Saegusa admits the team had some problems when it came to reproducing the artists' gorgeous concepts in virtual form. "We spent quite a lot of time recreating the characters on the PSP," he says. "For some characters we did the artist said no, because it didn't look the same at all. There were a lot of yesses and nos, actually. But in the end, it worked out really well."
Another feature which could set LOA apart is the option to team up with three other players for some co-operative battling. However, multiplayer is only available on an ad-hoc basis so you'll need to be physically near the people you're playing with.
According to Saegusa, this was a deliberate design decision. "We wanted to make this game like a party tool," he explains. "We want people to be face to face when playing this game, rather than playing with someone online."
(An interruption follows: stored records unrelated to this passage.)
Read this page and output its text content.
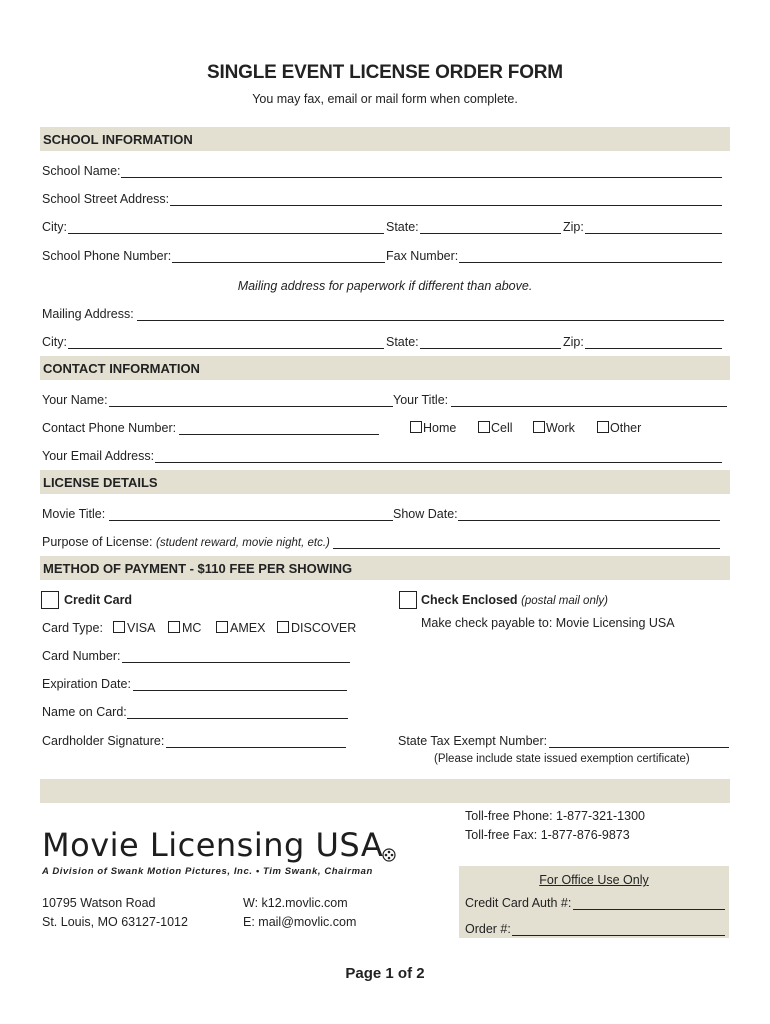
SINGLE EVENT LICENSE ORDER FORM
You may fax, email or mail form when complete.
SCHOOL INFORMATION
School Name:
School Street Address:
City:	State:	Zip:
School Phone Number:	Fax Number:
Mailing address for paperwork if different than above.
Mailing Address:
City:	State:	Zip:
CONTACT INFORMATION
Your Name:	Your Title:
Contact Phone Number:	Home	Cell	Work	Other
Your Email Address:
LICENSE DETAILS
Movie Title:	Show Date:
Purpose of License: (student reward, movie night, etc.)
METHOD OF PAYMENT - $110 FEE PER SHOWING
Credit Card	Check Enclosed (postal mail only)
Card Type: VISA MC AMEX DISCOVER	Make check payable to: Movie Licensing USA
Card Number:
Expiration Date:
Name on Card:
Cardholder Signature:	State Tax Exempt Number:
(Please include state issued exemption certificate)
Toll-free Phone: 1-877-321-1300
Toll-free Fax: 1-877-876-9873
Movie Licensing USA
A Division of Swank Motion Pictures, Inc. • Tim Swank, Chairman
10795 Watson Road
St. Louis, MO 63127-1012
W: k12.movlic.com
E: mail@movlic.com
For Office Use Only
Credit Card Auth #:
Order #:
Page 1 of 2
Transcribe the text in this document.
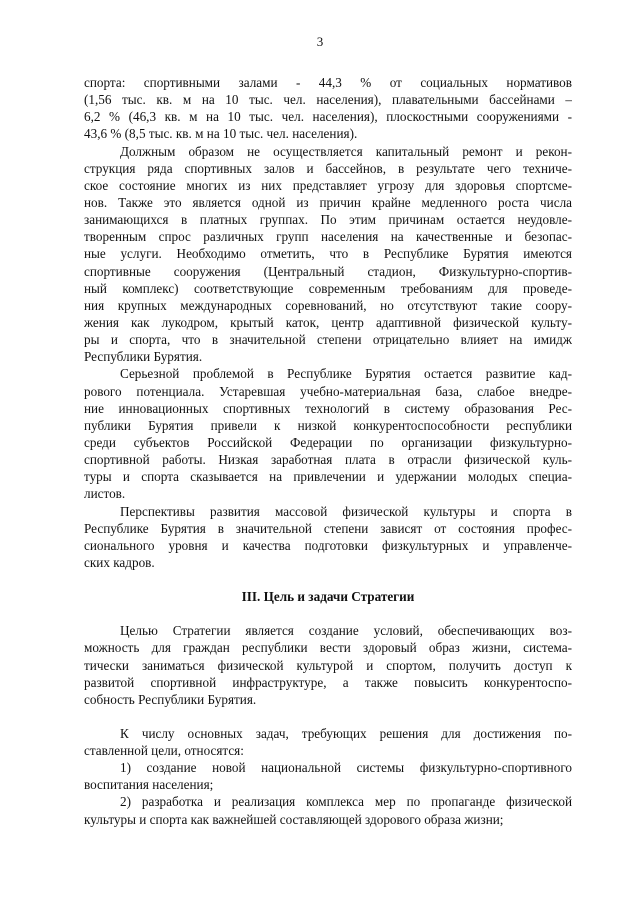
3
спорта: спортивными залами - 44,3 % от социальных нормативов
(1,56 тыс. кв. м на 10 тыс. чел. населения), плавательными бассейнами –
6,2 % (46,3 кв. м на 10 тыс. чел. населения), плоскостными сооружениями -
43,6 % (8,5 тыс. кв. м на 10 тыс. чел. населения).
Должным образом не осуществляется капитальный ремонт и рекон-
струкция ряда спортивных залов и бассейнов, в результате чего техниче-
ское состояние многих из них представляет угрозу для здоровья спортсме-
нов. Также это является одной из причин крайне медленного роста числа
занимающихся в платных группах. По этим причинам остается неудовле-
творенным спрос различных групп населения на качественные и безопас-
ные услуги. Необходимо отметить, что в Республике Бурятия имеются
спортивные сооружения (Центральный стадион, Физкультурно-спортив-
ный комплекс) соответствующие современным требованиям для проведе-
ния крупных международных соревнований, но отсутствуют такие соору-
жения как лукодром, крытый каток, центр адаптивной физической культу-
ры и спорта, что в значительной степени отрицательно влияет на имидж
Республики Бурятия.
Серьезной проблемой в Республике Бурятия остается развитие кад-
рового потенциала. Устаревшая учебно-материальная база, слабое внедре-
ние инновационных спортивных технологий в систему образования Рес-
публики Бурятия привели к низкой конкурентоспособности республики
среди субъектов Российской Федерации по организации физкультурно-
спортивной работы. Низкая заработная плата в отрасли физической куль-
туры и спорта сказывается на привлечении и удержании молодых специа-
листов.
Перспективы развития массовой физической культуры и спорта в
Республике Бурятия в значительной степени зависят от состояния профес-
сионального уровня и качества подготовки физкультурных и управленче-
ских кадров.
III. Цель и задачи Стратегии
Целью Стратегии является создание условий, обеспечивающих воз-
можность для граждан республики вести здоровый образ жизни, система-
тически заниматься физической культурой и спортом, получить доступ к
развитой спортивной инфраструктуре, а также повысить конкурентоспо-
собность Республики Бурятия.
К числу основных задач, требующих решения для достижения по-
ставленной цели, относятся:
1) создание новой национальной системы физкультурно-спортивного
воспитания населения;
2) разработка и реализация комплекса мер по пропаганде физической
культуры и спорта как важнейшей составляющей здорового образа жизни;
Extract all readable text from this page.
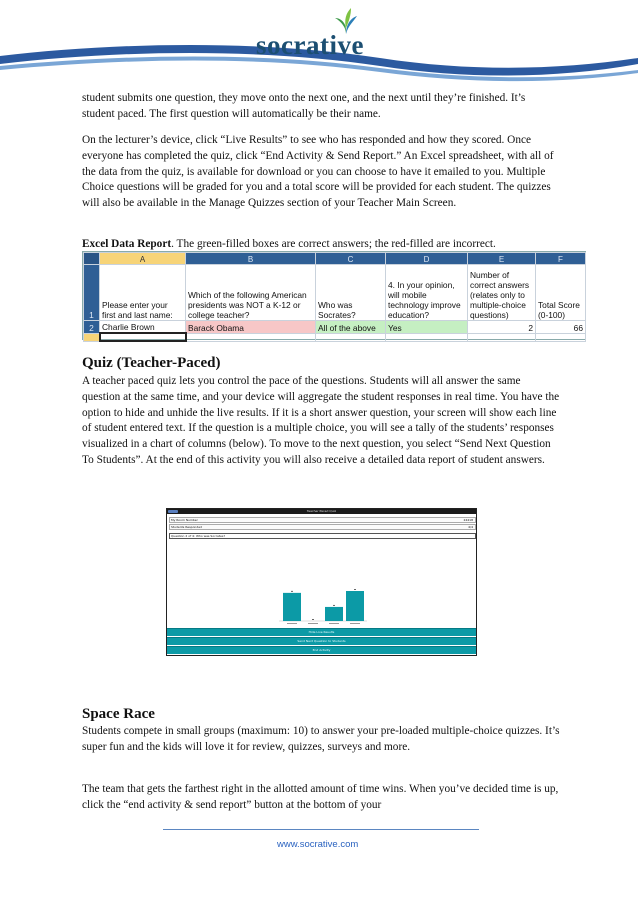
socrative

student submits one question, they move onto the next one, and the next until they’re finished. It’s student paced. The first question will automatically be their name.

On the lecturer’s device, click “Live Results” to see who has responded and how they scored. Once everyone has completed the quiz, click “End Activity & Send Report.” An Excel spreadsheet, with all of the data from the quiz, is available for download or you can choose to have it emailed to you. Multiple Choice questions will be graded for you and a total score will be provided for each student. The quizzes will also be available in the Manage Quizzes section of your Teacher Main Screen.

Excel Data Report. The green-filled boxes are correct answers; the red-filled are incorrect.

	A	B	C	D	E	F
1	Please enter your first and last name:	Which of the following American presidents was NOT a K-12 or college teacher?	Who was Socrates?	4. In your opinion, will mobile technology improve education?	Number of correct answers (relates only to multiple-choice questions)	Total Score (0-100)
2	Charlie Brown	Barack Obama	All of the above	Yes	2	66

Quiz (Teacher-Paced)

A teacher paced quiz lets you control the pace of the questions. Students will all answer the same question at the same time, and your device will aggregate the student responses in real time. You have the option to hide and unhide the live results. If it is a short answer question, your screen will show each line of student entered text. If the question is a multiple choice, you will see a tally of the students’ responses visualized in a chart of columns (below). To move to the next question, you select “Send Next Question To Students”. At the end of this activity you will also receive a detailed data report of student answers.

Teacher Paced Quiz
My Room Number	24418
Students Responded	4/4
Question 2 of 4: Who was Socrates?
Hide Live Results
Send Next Question to Students
End Activity
Space Race

Students compete in small groups (maximum: 10) to answer your pre-loaded multiple-choice quizzes. It’s super fun and the kids will love it for review, quizzes, surveys and more.

The team that gets the farthest right in the allotted amount of time wins. When you’ve decided time is up, click the “end activity & send report” button at the bottom of your

www.socrative.com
There are some other potential issues with the game's multiplayer mode. Should one of your friends wander off and get into a fight on their own, you're unable to join in. Instead you must stand around and wait for them to win before you can team up again. If they're killed in the battle and have no revive potions left, the entire quest will be over. This could prove to be rather irritating.
So could having to find enough people to participate in co-op with, given the state of the PSP multiplayer market in the UK. Why hasn't it taken off here? "That's difficult to answer," says Saegusa.
"But I can say why it's big in Japan. It's because the main public transportation is the train – people commute by the train every single day, for quite a lot of time. So most people have a games console in their bags; that's normal here. And if you're at work or school and you want to play a game it's easy, because pretty much everyone will have a handheld."
With this in mind, Saegusa's realistic about the potential for LOA to take off in the West. "In Japan there is a market already there, because of Monster Hunter. It's much easier for us to bring this game out. But obviously for the US and UK it's really difficult, because the market's not there yet.
"So we're going to be the first ones to bring this type of game out, and hopefully people will see how great it is to game together." Surely LOA won't be as popular here as it is in Japan, though? "Nope, it's going to be very successful!" laughs Saegusa. "Number one!"
That will depend on whether it can compete with the likes of God Eater, and whether it has more to offer than simplistic mission objectives and jaggy visuals. Even then, it seems doubtful Monster Hunter-style games are likely to do as well here in the UK as they do in Japan any time soon. All the same, Lord of Arcana could well turn out to be an above-average hack-and-slasher which fans of the genre will enjoy.